¿Qué comer antes de subir a la altura?

Subir a zonas de gran altitud exige un esfuerzo extra de tu cuerpo, por eso es clave alimentarse bien antes de comenzar la ascensión. Si puedes, la mejor estrategia es cenar fuerte la noche anterior. Opta por una comida rica en carbohidratos complejos: pastas, arroz, papa o quinoa ayudan a llenar tus reservas de energía.

Evita comidas pesadas o muy grasosas, que pueden ralentizarte al día siguiente. Algo ligero pero nutritivo, como una pechuga de pollo con puré de papas y verduras, es ideal. Dormir bien después de esa cena también es clave para un rendimiento óptimo.

En el trayecto hacia el destino, es muy útil llevar bocadillos que puedas comer en el coche. Plátanos, barritas energéticas y obleas de avena son excelentes opciones: son fáciles de digerir, ligeros y aportan energía rápida sin pesadez. Además, al tener poco peso, no sobrecargan tu mochila —y también ayudan a prevenir el hambre repentino cuando más lo necesitas.
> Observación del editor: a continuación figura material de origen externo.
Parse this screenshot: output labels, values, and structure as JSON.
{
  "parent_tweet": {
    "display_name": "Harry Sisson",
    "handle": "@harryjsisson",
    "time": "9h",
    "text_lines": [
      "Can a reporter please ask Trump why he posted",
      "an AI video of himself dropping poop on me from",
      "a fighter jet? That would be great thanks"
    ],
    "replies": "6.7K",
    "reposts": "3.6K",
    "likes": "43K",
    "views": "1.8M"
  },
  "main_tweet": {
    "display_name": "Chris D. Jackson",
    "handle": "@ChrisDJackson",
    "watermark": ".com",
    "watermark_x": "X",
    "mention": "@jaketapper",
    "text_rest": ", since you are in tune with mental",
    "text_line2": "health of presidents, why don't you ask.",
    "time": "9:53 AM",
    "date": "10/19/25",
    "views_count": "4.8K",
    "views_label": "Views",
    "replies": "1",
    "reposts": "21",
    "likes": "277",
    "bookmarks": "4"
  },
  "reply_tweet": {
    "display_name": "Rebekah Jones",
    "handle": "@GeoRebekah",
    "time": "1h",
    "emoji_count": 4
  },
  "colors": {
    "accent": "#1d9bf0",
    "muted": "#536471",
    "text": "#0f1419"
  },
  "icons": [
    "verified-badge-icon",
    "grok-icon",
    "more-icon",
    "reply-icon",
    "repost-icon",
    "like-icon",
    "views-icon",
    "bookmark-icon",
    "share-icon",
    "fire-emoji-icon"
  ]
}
Recuerda también hidratarte bien antes de la subida. Aunque no lo notes, el aire en altura es más seco y tu cuerpo pierde líquidos más rápido. Un buen desayuno con frutas, té o café (en moderación) y algo de sal (como pan con mantequilla o queso bajo en grasa) te prepara desde adentro.

La clave está en anticiparse: no esperes a tener hambre en mitad del camino. Con una buena cena previa, algo para picar en el trayecto y una hidratación constante, tu cuerpo agradecerá cada detalle cuando empiece la caminata.